Again and again Otmar sought a way out of the maze, taking us across perilous snow bridges and cutting steps on knife-edges of ice where one looked down the glittering slope on one side, and into the merciless green-blue depths of the crevasse on the other. But wherever he turned he was baulked. Always the path led to some vast fissure which could be neither leapt nor bridged. Once we seemed to have escaped and glissaded swiftly down. Then the slope got steeper and we walked—steeper and Otmar began cutting steps in the ice—steeper and Otmar paused and looked down the leap of the glacier. We stood silent for his verdict. "It will not go." We turned on the rope without a word, and began remounting our steps.
It was half-past four. The mist was thickening, the rain falling steadily. Below, the red roofs and green pastures of Grindelwald gleamed in the sunlight of the valley. Nearer, the slate roof of the Gleckstein on its spur of rock was still visible. Two hours before it had seemed but a step to either. Now they seemed to have receded to another hemisphere.
For the first time there flashed through the mind the thought that possibly we should not reach the hut after all. A night on the glacier, or rather on the dark ridges of the Wetterhorn! A wet night, too.

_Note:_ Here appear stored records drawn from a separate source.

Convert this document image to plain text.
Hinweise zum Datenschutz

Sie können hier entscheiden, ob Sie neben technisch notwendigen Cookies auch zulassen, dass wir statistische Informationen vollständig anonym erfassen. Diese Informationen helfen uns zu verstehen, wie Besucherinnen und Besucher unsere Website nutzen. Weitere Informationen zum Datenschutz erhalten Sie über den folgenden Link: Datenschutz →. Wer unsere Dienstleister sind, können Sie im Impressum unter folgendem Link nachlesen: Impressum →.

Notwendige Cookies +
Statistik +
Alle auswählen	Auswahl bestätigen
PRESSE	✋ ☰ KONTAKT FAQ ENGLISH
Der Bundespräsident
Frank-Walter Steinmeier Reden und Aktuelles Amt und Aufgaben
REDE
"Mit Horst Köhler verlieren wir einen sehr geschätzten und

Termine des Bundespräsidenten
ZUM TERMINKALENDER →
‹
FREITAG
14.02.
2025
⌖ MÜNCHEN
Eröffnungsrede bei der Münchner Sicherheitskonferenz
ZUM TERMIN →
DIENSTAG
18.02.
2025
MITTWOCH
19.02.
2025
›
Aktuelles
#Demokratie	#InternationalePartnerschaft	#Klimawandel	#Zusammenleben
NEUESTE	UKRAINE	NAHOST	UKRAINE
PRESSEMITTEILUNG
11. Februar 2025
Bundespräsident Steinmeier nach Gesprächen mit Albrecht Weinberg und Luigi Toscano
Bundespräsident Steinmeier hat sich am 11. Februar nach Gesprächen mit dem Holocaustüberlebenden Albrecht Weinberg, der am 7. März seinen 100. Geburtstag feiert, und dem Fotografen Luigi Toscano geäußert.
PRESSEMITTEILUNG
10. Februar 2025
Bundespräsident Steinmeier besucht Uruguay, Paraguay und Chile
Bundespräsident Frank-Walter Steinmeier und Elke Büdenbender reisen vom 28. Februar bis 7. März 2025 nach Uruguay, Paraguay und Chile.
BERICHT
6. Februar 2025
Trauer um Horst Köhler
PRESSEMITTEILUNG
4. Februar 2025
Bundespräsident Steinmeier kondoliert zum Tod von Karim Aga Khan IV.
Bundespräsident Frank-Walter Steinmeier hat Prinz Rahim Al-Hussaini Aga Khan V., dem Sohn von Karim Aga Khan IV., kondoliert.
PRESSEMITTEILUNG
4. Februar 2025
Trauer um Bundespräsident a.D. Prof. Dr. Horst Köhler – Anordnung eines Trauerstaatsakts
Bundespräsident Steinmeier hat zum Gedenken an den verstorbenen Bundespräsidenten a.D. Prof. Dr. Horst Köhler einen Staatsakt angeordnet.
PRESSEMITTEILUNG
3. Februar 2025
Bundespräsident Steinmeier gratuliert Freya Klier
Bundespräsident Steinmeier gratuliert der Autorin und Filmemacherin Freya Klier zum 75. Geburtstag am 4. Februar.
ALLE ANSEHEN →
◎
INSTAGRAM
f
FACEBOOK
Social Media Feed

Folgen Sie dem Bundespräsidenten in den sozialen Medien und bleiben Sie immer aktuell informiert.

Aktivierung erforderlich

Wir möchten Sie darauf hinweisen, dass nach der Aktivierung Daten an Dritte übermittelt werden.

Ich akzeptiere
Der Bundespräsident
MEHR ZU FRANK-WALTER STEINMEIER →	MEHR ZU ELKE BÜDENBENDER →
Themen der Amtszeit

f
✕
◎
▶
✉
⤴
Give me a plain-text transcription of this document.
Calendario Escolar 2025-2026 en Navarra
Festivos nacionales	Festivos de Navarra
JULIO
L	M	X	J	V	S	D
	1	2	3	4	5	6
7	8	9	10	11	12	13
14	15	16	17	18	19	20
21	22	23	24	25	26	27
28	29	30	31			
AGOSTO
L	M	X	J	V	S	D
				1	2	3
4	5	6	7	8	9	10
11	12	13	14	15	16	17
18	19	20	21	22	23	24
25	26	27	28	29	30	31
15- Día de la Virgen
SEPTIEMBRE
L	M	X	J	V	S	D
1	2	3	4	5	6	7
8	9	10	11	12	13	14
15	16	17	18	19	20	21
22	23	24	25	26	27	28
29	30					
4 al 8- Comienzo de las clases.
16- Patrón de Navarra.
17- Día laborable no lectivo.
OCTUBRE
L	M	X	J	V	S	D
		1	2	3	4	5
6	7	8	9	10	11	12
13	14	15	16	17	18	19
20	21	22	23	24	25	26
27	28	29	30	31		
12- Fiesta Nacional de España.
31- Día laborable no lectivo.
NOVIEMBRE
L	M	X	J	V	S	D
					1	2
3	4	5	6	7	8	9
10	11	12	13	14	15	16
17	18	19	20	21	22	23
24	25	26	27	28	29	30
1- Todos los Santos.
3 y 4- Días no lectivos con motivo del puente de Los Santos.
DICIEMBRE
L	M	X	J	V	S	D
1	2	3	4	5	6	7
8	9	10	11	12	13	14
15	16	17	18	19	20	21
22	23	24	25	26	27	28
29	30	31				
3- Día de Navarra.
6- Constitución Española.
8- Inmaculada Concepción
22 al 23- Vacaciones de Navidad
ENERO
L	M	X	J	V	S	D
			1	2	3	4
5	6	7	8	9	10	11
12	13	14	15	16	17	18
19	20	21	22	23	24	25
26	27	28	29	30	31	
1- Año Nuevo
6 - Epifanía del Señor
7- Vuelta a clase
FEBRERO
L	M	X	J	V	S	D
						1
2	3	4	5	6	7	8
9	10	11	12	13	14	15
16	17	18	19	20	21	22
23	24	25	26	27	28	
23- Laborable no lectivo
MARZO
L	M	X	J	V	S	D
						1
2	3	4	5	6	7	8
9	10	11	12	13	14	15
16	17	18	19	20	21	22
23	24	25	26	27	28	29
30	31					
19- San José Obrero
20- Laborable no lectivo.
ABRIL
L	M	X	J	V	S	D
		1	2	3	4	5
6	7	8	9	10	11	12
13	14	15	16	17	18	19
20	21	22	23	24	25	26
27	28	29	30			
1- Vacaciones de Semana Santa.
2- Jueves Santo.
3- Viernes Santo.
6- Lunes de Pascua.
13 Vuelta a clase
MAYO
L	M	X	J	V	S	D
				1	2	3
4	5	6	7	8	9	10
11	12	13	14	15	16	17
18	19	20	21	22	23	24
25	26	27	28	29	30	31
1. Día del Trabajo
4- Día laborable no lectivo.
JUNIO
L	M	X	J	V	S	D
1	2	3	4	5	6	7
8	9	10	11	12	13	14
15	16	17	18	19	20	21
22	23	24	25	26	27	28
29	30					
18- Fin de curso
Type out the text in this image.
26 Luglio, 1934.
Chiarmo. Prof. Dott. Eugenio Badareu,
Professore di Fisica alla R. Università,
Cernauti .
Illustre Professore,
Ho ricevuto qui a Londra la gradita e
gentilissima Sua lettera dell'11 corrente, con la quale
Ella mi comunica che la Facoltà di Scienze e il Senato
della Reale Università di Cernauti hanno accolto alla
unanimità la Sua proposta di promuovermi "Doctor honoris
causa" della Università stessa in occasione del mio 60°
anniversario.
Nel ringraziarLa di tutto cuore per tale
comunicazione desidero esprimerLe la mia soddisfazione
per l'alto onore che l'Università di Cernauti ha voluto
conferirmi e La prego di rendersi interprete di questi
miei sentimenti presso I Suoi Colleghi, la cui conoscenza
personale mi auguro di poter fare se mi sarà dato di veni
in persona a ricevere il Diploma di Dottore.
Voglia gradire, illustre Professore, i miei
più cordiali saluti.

The same thought was working in Otmar's mind. No word came from him, no hint that he was concerned. But the whole bearing of the man was changed. In the long hours of the morning he had led us listlessly and silently; now he was like a hound on the trail. The tug of the rope became more insistent. He made us face difficulties that he had skirted before; took us on to snow-bridges that made the mind reel; slashed steps with his ice axe with a swift haste that spoke in every stroke of the coming night. Once I failed to take a tricky snow ridge that came to a point between two crevasses, slipped back, and found myself in the crevasse, with my feet dancing upon nothing. The rope held; Otmar hauled me out without a word, and we resumed our march.
Heinrich had been unroped earlier and sent to prospect from above for a possible way out. We followed at his call, but he led us into new mazes, down into a great cavern in the glacier, where we passed over the ruined walls and buttresses of an ice cathedral, emerging on the surface of the glacier again, only to find ourselves once more checked by impassable gulfs.
It was now half-past five. We had been three and a half hours in vainly attempting to find a way down the ice. The mist had come thick upon us. The peaks were blotted out, Grindelwald was blotted out; the hut was no longer visible. Only an hour and a half of light remained, and the whole problem was still unsolved. The possibility of a night on the ice or the rocks began to approach the sphere of certainty. My strength was giving out, and I slipped again and again in the ice steps. A kind of dull resignation had taken possession of the mind. One went forward in a stupor, responsive to the tug of the rope, but indifferent to all else.
Otmar was now really concerned. He came from a valley south of the Rhone, and was unfamiliar with this pass; but he is of a great strain of Alpine guides, is proud of his achievements—he had led in the first ascent of the Zmutt ridge of the Matterhorn that year—and to be benighted on a glacier would have been a deadly blow to his pride.
He unroped himself, and dashed away in the direction of the ridge of the Wetterhorn that plunged down on our right. We watched him skimming across crevasses, pausing here and there to slash a step in the ice for foothold, balancing himself on icy ridges and vanishing into a couloir of the mountain—first depositing his rucksack on the rocks to await his return. Five minutes passed—ten. Heinrich startled the silence with an halloo—no answer. A quarter of an hour—then, from far below, a faint cry came.
"It will go," said Heinrich, "get on." We hurried across the intervening ice, and met Otmar returning like a cat up the rocks. Down that narrow slit in the mountain we descended with headlong speed. There were drops of thirty and fifty feet, slabs of rock to cross with negligible foot and hand holds, passages of loose rock where a careless move would have sent great stones thundering on the heads of those before. Once Heinrich lowered me like a bale of goods down a smooth-faced precipice of fifty feet. Once he cried: "Quick: it is dangerous," and looking up at the crest of the Wetterhorn I saw a huge block of ice poised perilously above our downward path.
The night was now upon us. We were wet to the skin. A thunderstorm of exceptional violence added to the grimness of the setting. But we were down the ridge at last. We raced across a narrow tongue of the glacier and were safe on the spur of rocks where we knew the Gleckstein hut to be. But there was no light to guide us. We scrambled breathlessly over boulders and across torrents from the Wetterhorn, each of us hardly visible to the other in the thickening mist, save when the blaze of lightning flashed the scene into sudden and spectral clearness. At last we struck a rough mountain path, and five minutes later we lifted the latch of the hut.